Le poids de la classe moyenne en Tunisie 

Selon les chiffres récents, la classe moyenne en Tunisie est en train de régresser. Elle représentait 44% en 1975, 70.6% en 1995, 77.7% en 2000, 81.1% en 2005. Aujourd’hui, elle ne représente que 69%. Selon les critères statistiques officielles, les familles appartenant à la classe moyenne sont celles ayant un niveau de dépense variant entre 585 dinars et 4000 dinars/ an (à prix courants).

Cette baisse dans la part de la classe moyenne traduit une conjoncture économique de plus en plus difficile et un pouvoir d’achat en baisse constante. Le niveau de l’inflation qui était maîtrisé à 3% lors des récentes années, grimpe au niveau de 6.4% au mois de Juin, l’un des niveaux historiques. De leur côté les salaires n’avaient pas augmenté dans la même proportion, ce qui a engendré une baisse du pouvoir d’achat évaluée à plus de 2% lors des 3 dernières années.

La classe moyenne en Tunisie est sans doute une soupape de sécurité pour l’économie, puisqu’elle est le moteur de la croissance à travers sa consommation.

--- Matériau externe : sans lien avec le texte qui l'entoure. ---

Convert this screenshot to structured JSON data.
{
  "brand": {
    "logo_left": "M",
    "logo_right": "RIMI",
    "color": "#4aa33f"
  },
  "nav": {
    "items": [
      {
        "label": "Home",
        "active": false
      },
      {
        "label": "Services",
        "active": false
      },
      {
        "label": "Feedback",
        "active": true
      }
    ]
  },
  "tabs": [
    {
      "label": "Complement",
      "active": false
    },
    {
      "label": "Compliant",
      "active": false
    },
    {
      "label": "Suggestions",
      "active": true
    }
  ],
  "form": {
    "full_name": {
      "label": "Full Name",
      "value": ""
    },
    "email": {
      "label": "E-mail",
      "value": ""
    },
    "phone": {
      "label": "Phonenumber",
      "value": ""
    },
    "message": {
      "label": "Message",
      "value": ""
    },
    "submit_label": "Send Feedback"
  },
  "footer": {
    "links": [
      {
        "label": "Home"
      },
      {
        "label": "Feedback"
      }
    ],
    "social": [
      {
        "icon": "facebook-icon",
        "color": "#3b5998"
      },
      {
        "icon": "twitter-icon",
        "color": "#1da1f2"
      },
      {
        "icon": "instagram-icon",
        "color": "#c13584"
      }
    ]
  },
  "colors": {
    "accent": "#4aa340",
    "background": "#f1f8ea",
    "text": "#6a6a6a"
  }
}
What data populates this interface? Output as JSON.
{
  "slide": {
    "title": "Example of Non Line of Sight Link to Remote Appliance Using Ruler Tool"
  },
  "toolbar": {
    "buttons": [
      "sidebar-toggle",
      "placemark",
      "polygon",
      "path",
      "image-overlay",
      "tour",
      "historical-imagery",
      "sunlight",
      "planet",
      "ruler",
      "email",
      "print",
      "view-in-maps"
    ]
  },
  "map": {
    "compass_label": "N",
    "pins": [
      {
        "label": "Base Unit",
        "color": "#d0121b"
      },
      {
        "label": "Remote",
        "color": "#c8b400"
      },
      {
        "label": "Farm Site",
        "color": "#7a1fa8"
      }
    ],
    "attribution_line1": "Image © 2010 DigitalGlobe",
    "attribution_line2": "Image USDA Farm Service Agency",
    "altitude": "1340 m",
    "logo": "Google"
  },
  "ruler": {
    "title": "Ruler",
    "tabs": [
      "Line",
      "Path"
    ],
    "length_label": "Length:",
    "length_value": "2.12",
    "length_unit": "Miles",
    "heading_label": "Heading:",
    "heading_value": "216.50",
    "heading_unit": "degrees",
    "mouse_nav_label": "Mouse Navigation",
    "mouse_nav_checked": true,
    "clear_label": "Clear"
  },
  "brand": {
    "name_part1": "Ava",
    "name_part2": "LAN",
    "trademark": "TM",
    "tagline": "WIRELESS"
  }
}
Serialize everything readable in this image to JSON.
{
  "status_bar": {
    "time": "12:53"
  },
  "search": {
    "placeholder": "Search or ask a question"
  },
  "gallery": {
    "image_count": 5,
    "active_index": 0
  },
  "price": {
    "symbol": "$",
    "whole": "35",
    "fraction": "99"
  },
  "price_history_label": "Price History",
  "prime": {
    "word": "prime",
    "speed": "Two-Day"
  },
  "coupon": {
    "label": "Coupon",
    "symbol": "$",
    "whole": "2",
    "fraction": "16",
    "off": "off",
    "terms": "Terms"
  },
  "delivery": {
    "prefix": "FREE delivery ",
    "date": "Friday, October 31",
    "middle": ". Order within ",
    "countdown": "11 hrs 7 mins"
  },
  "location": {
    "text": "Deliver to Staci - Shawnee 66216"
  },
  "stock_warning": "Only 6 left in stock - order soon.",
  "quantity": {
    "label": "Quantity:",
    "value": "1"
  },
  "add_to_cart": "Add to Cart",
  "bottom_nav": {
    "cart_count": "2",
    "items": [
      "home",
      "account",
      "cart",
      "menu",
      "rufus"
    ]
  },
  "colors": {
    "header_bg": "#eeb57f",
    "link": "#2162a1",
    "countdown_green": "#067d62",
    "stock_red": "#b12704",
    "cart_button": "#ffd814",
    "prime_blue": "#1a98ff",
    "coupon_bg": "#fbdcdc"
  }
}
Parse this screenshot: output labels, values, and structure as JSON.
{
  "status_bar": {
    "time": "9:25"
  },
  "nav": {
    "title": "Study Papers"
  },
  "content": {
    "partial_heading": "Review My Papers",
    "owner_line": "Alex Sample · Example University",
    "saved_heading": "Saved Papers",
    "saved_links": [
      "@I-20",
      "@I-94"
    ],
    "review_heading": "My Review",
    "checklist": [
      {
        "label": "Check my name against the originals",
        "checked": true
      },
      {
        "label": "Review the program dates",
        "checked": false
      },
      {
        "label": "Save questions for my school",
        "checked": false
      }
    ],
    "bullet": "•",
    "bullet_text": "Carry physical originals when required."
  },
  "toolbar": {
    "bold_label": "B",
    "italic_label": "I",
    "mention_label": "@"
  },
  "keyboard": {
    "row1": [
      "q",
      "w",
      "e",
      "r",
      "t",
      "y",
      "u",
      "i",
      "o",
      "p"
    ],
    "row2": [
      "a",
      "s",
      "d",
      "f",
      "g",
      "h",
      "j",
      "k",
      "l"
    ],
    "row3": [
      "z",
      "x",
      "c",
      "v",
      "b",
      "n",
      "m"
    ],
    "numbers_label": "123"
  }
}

Cette classe regroupe essentiellement les fonctionnaires (fonction publique et entreprises publiques) qui sont au nombre de 750.000, le personnel des banques privées, les cadres du secteur privé, les professions libérales, les chefs de projets, les grands artisans…..Selon nos estimations, ce sont 1.820.000 ménages qui appartiennent à la classe moyenne, tout en rappelant que la moyenne par ménage est de 4.03 personnes.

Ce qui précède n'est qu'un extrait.